The same can be said of injectables. "Most men require larger doses of Botox to get the same effect as women, as their muscles are generally larger," Norman Rowe, a board-certified surgeon in New York City, tells Allure. "Since they have unique needs, men require a dedicated facility to address those needs."
The trend has likely been fueled by social media and the volume of selfies people are taking.
Enter spaces, like The Club House, which Rowe opened late last year in New York City offering a variety of procedures targeted to men — such as "Brotox" and penile enhancements — to about 350 male patients a month. The center also offers chemical peels, injectables, and liposuction.

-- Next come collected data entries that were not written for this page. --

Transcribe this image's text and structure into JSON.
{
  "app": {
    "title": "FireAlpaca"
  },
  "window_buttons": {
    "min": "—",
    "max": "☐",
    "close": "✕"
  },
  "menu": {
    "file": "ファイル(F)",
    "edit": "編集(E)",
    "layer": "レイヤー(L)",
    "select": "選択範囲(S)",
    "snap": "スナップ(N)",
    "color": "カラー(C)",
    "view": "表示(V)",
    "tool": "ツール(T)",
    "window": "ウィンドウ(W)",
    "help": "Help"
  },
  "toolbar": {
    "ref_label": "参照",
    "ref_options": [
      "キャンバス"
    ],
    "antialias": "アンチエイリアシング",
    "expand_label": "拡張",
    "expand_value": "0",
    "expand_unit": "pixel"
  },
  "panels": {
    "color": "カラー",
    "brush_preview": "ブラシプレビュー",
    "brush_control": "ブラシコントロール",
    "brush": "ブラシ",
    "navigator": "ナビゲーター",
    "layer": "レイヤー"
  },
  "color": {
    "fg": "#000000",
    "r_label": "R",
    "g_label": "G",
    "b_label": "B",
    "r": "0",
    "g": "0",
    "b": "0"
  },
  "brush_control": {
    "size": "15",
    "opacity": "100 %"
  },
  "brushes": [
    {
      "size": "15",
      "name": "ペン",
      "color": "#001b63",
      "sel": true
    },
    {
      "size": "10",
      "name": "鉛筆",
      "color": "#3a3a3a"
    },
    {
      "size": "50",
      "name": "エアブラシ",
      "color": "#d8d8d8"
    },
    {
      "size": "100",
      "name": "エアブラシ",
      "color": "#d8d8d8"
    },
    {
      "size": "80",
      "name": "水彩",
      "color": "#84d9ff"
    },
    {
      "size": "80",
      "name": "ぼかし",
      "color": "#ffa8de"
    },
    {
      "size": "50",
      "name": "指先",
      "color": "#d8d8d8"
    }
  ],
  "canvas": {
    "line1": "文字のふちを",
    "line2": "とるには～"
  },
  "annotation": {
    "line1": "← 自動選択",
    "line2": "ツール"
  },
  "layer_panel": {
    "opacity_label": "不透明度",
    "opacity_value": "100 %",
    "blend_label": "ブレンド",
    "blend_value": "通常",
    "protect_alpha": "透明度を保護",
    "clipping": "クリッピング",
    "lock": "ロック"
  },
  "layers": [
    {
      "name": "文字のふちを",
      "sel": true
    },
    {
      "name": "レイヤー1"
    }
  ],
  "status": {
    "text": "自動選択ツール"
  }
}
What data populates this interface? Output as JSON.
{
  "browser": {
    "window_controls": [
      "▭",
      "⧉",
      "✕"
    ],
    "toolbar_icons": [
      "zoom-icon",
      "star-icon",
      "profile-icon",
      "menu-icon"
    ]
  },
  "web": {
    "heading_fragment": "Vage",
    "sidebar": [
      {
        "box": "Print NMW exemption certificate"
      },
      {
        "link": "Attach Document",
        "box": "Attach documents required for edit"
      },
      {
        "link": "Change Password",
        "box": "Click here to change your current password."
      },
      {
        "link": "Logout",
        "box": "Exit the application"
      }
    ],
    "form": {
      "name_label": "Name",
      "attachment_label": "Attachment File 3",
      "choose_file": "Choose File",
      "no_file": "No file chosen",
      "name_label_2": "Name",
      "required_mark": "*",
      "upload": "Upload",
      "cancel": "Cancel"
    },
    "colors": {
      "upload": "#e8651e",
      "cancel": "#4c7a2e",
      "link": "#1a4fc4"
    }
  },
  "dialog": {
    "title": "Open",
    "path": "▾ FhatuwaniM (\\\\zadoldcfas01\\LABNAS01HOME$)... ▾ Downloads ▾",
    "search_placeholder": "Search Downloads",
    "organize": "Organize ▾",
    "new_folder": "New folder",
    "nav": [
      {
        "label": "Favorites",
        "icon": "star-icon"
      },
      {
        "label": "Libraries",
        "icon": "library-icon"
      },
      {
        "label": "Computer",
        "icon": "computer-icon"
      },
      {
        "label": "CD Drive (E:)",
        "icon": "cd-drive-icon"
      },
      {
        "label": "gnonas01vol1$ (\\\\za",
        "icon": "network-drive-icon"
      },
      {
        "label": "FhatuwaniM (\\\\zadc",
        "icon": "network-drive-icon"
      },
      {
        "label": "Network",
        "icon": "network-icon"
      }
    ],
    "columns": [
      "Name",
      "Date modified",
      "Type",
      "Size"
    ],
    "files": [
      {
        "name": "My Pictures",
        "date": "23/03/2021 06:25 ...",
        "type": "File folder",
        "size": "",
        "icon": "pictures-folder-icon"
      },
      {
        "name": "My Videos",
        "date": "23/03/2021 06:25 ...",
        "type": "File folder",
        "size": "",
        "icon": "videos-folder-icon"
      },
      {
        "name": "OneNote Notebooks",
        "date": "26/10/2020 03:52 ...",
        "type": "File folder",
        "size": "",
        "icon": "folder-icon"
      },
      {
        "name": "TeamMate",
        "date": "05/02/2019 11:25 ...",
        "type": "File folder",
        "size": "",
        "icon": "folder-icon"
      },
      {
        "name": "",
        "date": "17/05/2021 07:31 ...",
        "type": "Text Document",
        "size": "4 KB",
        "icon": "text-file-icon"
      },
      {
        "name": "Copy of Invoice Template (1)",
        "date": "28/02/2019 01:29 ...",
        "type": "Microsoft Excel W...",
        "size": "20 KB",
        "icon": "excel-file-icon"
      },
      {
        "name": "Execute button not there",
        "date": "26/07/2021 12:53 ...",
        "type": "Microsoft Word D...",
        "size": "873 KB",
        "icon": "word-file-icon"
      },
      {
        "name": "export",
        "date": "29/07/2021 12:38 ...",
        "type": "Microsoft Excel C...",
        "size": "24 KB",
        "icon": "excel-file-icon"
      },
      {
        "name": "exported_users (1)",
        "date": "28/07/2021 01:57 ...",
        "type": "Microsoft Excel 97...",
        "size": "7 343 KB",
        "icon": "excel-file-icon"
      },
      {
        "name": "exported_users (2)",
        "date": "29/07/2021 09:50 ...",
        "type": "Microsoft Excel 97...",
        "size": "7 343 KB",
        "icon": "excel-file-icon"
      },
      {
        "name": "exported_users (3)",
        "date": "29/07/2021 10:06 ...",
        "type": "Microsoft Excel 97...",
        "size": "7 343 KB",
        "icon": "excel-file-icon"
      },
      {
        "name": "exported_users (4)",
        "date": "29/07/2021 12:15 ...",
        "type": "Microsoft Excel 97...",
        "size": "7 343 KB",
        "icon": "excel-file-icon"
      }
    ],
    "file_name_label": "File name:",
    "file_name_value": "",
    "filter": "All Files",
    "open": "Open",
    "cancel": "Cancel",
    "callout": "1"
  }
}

Rowe's practice has always had a significant male population — about 20 percent as compared to the national average of 7 percent, he says. "I noticed that some of the men were uncomfortable seated in the waiting room with women waiting to be seen or even discussing their procedures with the receptionist who is female," says Rowe. That was the impetus to open up The Club House, which offers men a place where they can say, "'It's OK to want to look your best.' No judgment. No stigma."
What Men Want
The most popular plastic surgery procedures for men are liposuction, eye-lift surgery, breast reduction, tummy tucks, and face-lifts, according to 2017 statistics from ASAPS that were released earlier this year. Which isn't all that different from the top-recorded cosmetic surgical procedures for women: breast augmentation, liposuction, breast-lift, tummy tuck, and eyelid surgery.
Thirty-one percent of men said they were "extremely likely" to consider a cosmetic procedure.
Stefan Toic, a 29-year-old model and actor, underwent a male breast reduction at Greenberg Cosmetic Surgery last November. "I tried everything to take care of my problem areas for years, worked out, ate healthily — but nothing worked. Cosmetic surgery was my ultimate decision and I am so pleased with my results," he tells Allure. "But I did get a ton of backlash — some friends literally laughed at the idea," he says. "No one ever heard of a man doing that, only a woman. Breast surgery for a woman is commonplace — men, not so much."
More non-invasive procedures, such as injectables, are also increasing among men — but even those can be stigmatized. "I didn't want to look like I had work done to my face," John Powell, a 36-year-old patient of Tutela's who's been receiving Botox treatments for two years, tells Allure. "But my college friend saw me for the first time and she was amazed at the results. Now she's a Botox user as well."
The quest for 'youthfulness' also factors into increasing interest in male plastic surgery — especially as employers increasingly value young, fresh candidates.
Marom Unger, a 35-year-old patient of Rowe's who receives regular Botox injections to stop excess sweating, says the discomfort around walking into a plastic surgeon's office as a man is real. "It has taken me a few years to realize that I can openly feel free to speak about the procedure. I've come to terms that if something can help me and help others it should be shared and talked about," he tells Allure. "Originally, I was very uncomfortable just being in a waiting area in a plastic surgeon's office. I always felt out of place and had this feeling of judgment and insecurity. I think The Club House will ease patients' minds to know other men have the same problems they do."
While Rowe says men still face a stigma (the same "stigma," we should note, that anyone considering plastic surgery often faces), but "every day that wall is being chipped away."